SGA: A Robust Algorithm for Partial Recovery of Tree-Structured Graphical Models with Noisy Samples
This work addresses the challenge of robust structure learning in graphical models under noise, which is important for applications like network inference, but it is incremental as it builds directly on existing methods.
The paper tackles the problem of learning tree-structured graphical models from noisy samples, improving upon prior work by deriving a sample complexity bound with better dependence on minimum correlation (ρ_min^{-8} vs. ρ_min^{-24}) and proposing a more robust algorithm (SGA) that shows superior performance in numerical experiments.

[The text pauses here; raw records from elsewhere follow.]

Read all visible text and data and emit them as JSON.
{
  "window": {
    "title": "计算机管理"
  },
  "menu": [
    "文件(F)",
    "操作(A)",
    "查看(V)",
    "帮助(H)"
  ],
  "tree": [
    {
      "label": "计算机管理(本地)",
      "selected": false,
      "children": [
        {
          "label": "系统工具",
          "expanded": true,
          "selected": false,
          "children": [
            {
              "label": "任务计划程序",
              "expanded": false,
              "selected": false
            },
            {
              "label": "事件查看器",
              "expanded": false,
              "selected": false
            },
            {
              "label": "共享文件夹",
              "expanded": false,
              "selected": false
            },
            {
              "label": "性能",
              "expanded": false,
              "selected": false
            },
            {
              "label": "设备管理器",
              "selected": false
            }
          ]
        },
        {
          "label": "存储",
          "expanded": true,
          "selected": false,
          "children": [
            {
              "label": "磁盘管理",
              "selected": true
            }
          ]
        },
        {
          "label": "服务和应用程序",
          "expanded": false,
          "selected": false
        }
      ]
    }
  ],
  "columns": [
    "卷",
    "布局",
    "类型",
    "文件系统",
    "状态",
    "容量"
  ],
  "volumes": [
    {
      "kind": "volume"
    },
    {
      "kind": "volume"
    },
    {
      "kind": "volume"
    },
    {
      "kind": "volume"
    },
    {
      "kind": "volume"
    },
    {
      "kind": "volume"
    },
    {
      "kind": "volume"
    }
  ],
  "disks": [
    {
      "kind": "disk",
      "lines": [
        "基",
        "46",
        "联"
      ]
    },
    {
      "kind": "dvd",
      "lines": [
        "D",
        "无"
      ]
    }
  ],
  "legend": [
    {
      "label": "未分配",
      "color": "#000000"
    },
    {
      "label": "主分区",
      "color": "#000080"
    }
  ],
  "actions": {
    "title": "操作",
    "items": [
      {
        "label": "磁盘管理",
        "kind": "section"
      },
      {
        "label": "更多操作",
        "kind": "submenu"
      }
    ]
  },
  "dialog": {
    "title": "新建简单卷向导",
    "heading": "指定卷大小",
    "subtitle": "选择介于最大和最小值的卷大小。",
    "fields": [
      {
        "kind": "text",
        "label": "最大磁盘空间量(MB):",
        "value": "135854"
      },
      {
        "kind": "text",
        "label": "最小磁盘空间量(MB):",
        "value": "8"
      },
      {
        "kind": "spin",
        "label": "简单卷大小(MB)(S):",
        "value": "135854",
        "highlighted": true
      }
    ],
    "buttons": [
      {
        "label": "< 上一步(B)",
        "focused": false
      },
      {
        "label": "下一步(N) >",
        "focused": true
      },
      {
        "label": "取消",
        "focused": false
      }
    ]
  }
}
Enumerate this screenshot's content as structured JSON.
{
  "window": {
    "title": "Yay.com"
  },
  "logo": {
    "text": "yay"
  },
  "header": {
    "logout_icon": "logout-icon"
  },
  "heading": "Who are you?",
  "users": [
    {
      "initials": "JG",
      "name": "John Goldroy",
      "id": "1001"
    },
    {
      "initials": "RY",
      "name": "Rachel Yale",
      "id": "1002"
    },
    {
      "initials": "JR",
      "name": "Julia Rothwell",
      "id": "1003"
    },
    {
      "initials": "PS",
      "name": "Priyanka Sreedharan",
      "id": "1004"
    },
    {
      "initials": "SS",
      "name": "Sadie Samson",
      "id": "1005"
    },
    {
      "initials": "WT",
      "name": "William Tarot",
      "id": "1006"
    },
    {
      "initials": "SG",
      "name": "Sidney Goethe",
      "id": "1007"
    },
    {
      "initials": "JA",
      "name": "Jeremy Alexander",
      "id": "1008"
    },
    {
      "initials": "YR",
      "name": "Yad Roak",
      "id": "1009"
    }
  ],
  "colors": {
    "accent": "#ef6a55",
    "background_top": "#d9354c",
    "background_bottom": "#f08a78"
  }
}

We consider learning Ising tree models when the observations from the nodes are corrupted by independent but non-identically distributed noise with unknown statistics. Katiyar et al. (2020) showed that although the exact tree structure cannot be recovered, one can recover a partial tree structure; that is, a structure belonging to the equivalence class containing the true tree. This paper presents a systematic improvement of Katiyar et al. (2020). First, we present a novel impossibility result by deriving a bound on the necessary number of samples for partial recovery. Second, we derive a significantly improved sample complexity result in which the dependence on the minimum correlation $ρ_{\min}$ is $ρ_{\min}^{-8}$ instead of $ρ_{\min}^{-24}$. Finally, we propose Symmetrized Geometric Averaging (SGA), a more statistically robust algorithm for partial tree recovery. We provide error exponent analyses and extensive numerical results on a variety of trees to show that the sample complexity of SGA is significantly better than the algorithm of Katiyar et al. (2020). SGA can be readily extended to Gaussian models and is shown via numerical experiments to be similarly superior.